The vote made the denomination, the Evangelical Lutheran Church in America, the latest mainline Protestant church to permit such ordinations, contributing to a halting sense of momentum on the issue within liberal Protestantism.
By a vote of 559 to 451, delegates to the denomination’s national assembly in Minneapolis approved a resolution declaring that the church would find a way for people in “publicly accountable, lifelong, monogamous same-gender relationships” to serve as official ministers. (The church already allows celibate gay men and lesbians to become members of the clergy.)
Conservatives members of the church reacted in the same manner as conservative members of the Episcopal church, with threats to leave the denomination:
“I think we have stepped beyond what the word of God allows,” said the Rev.

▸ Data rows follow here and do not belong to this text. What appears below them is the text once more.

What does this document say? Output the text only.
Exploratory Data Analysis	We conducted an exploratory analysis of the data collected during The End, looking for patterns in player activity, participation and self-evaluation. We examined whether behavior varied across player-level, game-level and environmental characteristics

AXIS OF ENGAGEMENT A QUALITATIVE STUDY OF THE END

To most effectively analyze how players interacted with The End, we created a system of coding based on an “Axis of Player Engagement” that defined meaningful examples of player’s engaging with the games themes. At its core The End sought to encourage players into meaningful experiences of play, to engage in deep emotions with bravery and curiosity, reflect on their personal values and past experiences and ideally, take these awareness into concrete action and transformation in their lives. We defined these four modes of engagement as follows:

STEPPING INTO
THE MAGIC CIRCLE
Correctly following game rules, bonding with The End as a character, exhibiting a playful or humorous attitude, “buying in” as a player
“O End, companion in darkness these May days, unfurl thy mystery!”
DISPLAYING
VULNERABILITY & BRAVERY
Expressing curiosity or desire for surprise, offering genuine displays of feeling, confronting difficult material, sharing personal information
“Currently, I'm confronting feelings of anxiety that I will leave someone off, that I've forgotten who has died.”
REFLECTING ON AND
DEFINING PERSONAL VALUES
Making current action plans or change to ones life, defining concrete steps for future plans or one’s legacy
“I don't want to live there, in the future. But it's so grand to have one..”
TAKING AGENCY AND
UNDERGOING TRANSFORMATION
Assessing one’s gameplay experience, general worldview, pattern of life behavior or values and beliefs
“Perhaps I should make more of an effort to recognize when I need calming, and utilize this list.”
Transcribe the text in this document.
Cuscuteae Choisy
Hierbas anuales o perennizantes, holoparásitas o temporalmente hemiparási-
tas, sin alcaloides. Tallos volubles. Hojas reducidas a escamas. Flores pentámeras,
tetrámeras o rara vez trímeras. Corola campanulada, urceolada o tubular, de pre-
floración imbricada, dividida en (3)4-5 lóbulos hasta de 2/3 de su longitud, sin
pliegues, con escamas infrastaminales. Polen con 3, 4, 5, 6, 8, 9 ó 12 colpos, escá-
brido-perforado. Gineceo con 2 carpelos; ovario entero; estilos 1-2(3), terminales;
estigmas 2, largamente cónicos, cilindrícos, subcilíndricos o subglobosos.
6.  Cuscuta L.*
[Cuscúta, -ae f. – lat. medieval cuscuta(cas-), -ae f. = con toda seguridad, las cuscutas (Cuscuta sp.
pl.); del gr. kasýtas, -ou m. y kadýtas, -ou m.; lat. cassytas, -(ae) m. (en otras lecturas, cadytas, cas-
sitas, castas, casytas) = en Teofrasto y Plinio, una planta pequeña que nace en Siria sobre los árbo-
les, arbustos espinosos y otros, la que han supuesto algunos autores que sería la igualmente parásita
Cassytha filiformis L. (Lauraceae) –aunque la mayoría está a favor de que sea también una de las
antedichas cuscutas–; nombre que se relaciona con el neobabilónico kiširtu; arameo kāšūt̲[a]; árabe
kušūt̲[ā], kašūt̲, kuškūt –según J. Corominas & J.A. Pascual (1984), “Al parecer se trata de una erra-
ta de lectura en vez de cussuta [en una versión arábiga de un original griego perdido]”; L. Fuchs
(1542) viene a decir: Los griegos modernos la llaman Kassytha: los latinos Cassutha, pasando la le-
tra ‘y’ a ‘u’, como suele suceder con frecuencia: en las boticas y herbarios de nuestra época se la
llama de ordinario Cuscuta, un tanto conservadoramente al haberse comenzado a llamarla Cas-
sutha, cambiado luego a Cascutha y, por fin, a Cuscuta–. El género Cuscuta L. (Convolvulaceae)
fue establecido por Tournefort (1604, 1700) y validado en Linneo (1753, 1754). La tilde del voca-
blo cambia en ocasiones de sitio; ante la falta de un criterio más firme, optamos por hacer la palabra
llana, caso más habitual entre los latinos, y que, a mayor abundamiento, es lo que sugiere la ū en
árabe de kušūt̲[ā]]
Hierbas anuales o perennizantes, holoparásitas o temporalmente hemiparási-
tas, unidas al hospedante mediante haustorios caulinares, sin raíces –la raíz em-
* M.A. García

Rebecca M. M. Heber of Heathrow, Fla., who said she was going to reconsider her membership.
Conservative dissenters said they saw various options, including leaving for another Lutheran denomination or creating their own unified body.
Before the vote but sensing its outcome, the Rev. Timothy Housholder of Cottage Grove, Minn., introduced himself as a rostered pastor in the church, “at least for a few more hours,” implying that he would leave the denomination and eliciting a gasp from some audience members.
“Here I stand, broken and mournful, because of this assembly and her actions,” Mr. Housholder said.
Of course they will cite to the Bible, and to non-orthodox interpretations of it as their justification for talk of leaving, but of course non-orthodoxy doesn't seem to be a huge issue until it involves gays and gay rights. I'm bound to offend someone with this comparison but to me, that argument seems vaguely reminiscent to arguments that the Civil War was really about "states' rights."